From the Archives: December 29th, 1873
The plight of Dublin’s pedestrians in the winter dark
The traffic of foot-passengers [pedestrians] and vehicles in some of the streets of this city is scarcely less considerable for some hours after night-fall than in the busiest portion of the day-time. Every country train disgorges a large contingent of travellers to join the street-throng either on foot or in conveyances of one kind or another.
At the different hours of closing of the various workshops and houses of business, crowds of artizans and shopmen augment the movement; and later on a torrent of carriages, cabs, and pedestrians is loosed from the doors of theatres and other places of amusement. The crossings, of which Dublin has the unenviable privilege of possessing some of the most bewildering and dangerous with which we are acquainted, become at these junctures extremely perilous to the wayfarer, more especially if he is infirm or unwary. Our worthy drivers, not distinguished even in early morning for their love of caution, have not been improved in that respect by the frequency with which they have thought it necessary to satisfy their thirst during the course of the day, and feel rather inclined to be freaky. That under these circumstances accidents are not more numerous than they are must be ascribed to the pedestrian nimbleness to which the long practice of avoiding danger has habituated Dubliners.

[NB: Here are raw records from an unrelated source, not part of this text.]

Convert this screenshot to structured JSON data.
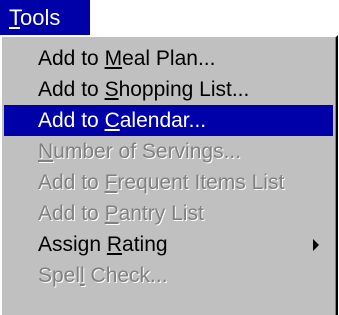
{
  "menu": {
    "title": {
      "before": "",
      "mnemonic": "T",
      "after": "ools"
    },
    "items": [
      {
        "before": "Add to ",
        "mnemonic": "M",
        "after": "eal Plan...",
        "state": "normal"
      },
      {
        "before": "Add to ",
        "mnemonic": "S",
        "after": "hopping List...",
        "state": "normal"
      },
      {
        "before": "Add to ",
        "mnemonic": "C",
        "after": "alendar...",
        "state": "highlighted"
      },
      {
        "before": "",
        "mnemonic": "N",
        "after": "umber of Servings...",
        "state": "disabled"
      },
      {
        "before": "Add to ",
        "mnemonic": "F",
        "after": "requent Items List",
        "state": "disabled"
      },
      {
        "before": "Add to ",
        "mnemonic": "P",
        "after": "antry List",
        "state": "disabled"
      },
      {
        "before": "Assign ",
        "mnemonic": "R",
        "after": "ating",
        "state": "normal",
        "submenu": true
      },
      {
        "before": "Spel",
        "mnemonic": "l",
        "after": " Check...",
        "state": "disabled"
      }
    ]
  },
  "icons": {
    "submenu_arrow": "triangle-right-icon"
  },
  "colors": {
    "highlight": "#0000a8",
    "menu_background": "#c0c0c0",
    "disabled_text": "#808080"
  }
}
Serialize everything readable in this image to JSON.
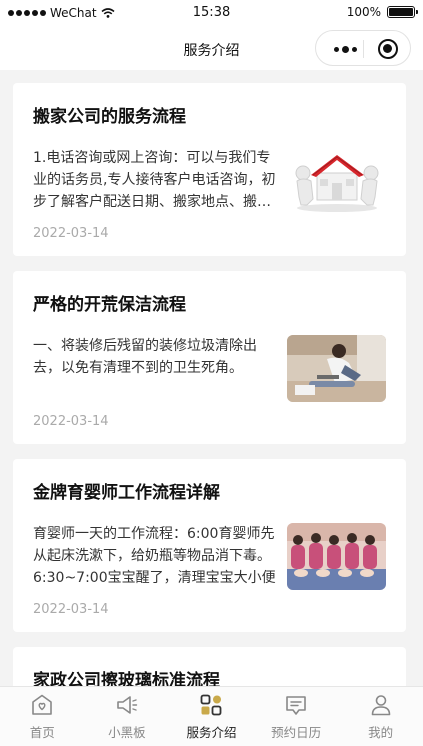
{
  "status_bar": {
    "carrier": "WeChat",
    "time": "15:38",
    "battery": "100%",
    "battery_level": 1.0
  },
  "nav": {
    "title": "服务介绍"
  },
  "articles": [
    {
      "title": "搬家公司的服务流程",
      "summary": "1.电话咨询或网上咨询：可以与我们专业的话务员,专人接待客户电话咨询，初步了解客户配送日期、搬家地点、搬家物品",
      "date": "2022-03-14",
      "thumb_icon": "house-moving-image"
    },
    {
      "title": "严格的开荒保洁流程",
      "summary": "一、将装修后残留的装修垃圾清除出去，以免有清理不到的卫生死角。",
      "date": "2022-03-14",
      "thumb_icon": "cleaning-worker-image"
    },
    {
      "title": "金牌育婴师工作流程详解",
      "summary": "育婴师一天的工作流程：6:00育婴师先从起床洗漱下，给奶瓶等物品消下毒。6:30~7:00宝宝醒了，清理宝宝大小便",
      "date": "2022-03-14",
      "thumb_icon": "nanny-training-image"
    },
    {
      "title": "家政公司擦玻璃标准流程",
      "summary": "",
      "date": "",
      "thumb_icon": ""
    }
  ],
  "tabs": [
    {
      "label": "首页",
      "icon": "home-icon"
    },
    {
      "label": "小黑板",
      "icon": "megaphone-icon"
    },
    {
      "label": "服务介绍",
      "icon": "grid-icon"
    },
    {
      "label": "预约日历",
      "icon": "calendar-message-icon"
    },
    {
      "label": "我的",
      "icon": "user-icon"
    }
  ]
}
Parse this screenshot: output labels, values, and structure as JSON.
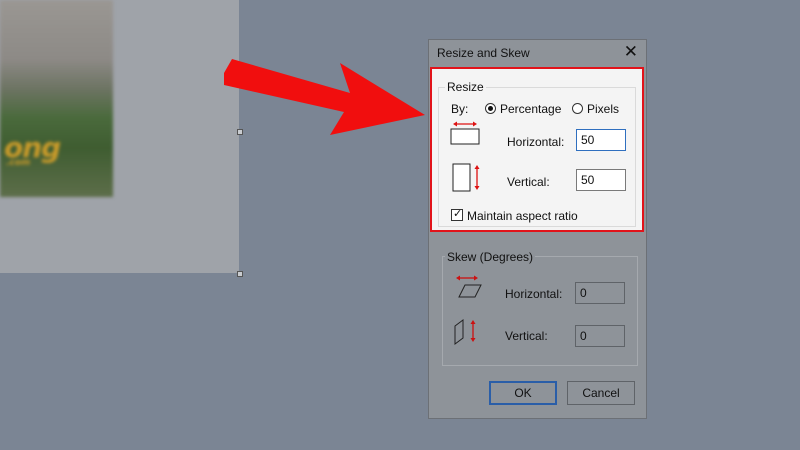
{
  "canvas": {
    "logo_text": "ong",
    "logo_sub": ".com"
  },
  "dialog": {
    "title": "Resize and Skew",
    "resize": {
      "group_label": "Resize",
      "by_label": "By:",
      "options": [
        "Percentage",
        "Pixels"
      ],
      "selected": "Percentage",
      "horizontal_label": "Horizontal:",
      "horizontal_value": "50",
      "vertical_label": "Vertical:",
      "vertical_value": "50",
      "maintain_label": "Maintain aspect ratio",
      "maintain_checked": true
    },
    "skew": {
      "group_label": "Skew (Degrees)",
      "horizontal_label": "Horizontal:",
      "horizontal_value": "0",
      "vertical_label": "Vertical:",
      "vertical_value": "0"
    },
    "ok_label": "OK",
    "cancel_label": "Cancel"
  },
  "colors": {
    "highlight": "#e2131a",
    "arrow": "#f10e0e",
    "focus": "#2f6fbf"
  }
}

Those who have not acquired the faculty of dodging under a horse’s head, or backing with the requisite rapidity, must hug the kerbstone until their ears inform them that there is no prancing charioteer in the vicinity close enough to intercept a rush across the road-way. Often have we thus seen paterfamilias with his helpmate and little ones . . . peering apprehensively into the void before him, ere he ventures forth into the unknown. If he is to wait at a busy crossing until his sense of hearing tells him that no vehicle is near, he must wait till the small-hours; so when there is a pause . . . he steps briskly on, perhaps to be startled by seeing a cab or an “outside” loom suddenly on his vision out of the obscurity, a couple of feet from the charge he is convoying.
Apparently there is no means of having the regulation put in force which provides that drivers are to wait at crossings for the convenience of foot-passengers. The law being a dead letter, the next best thing to do is to furnish foot-passengers with some means of judging when it is convenient for drivers to allow them to pass. For this purpose we would strongly recommend that every driver be obliged to provide his vehicle with two lamps, one on each side . . . This means of preventing accidents has long been employed all over the Continent with the best results. In many places owners of vehicles are obliged, as an additional precaution, to attach bells . . . Warning of approach may be given by two senses at once.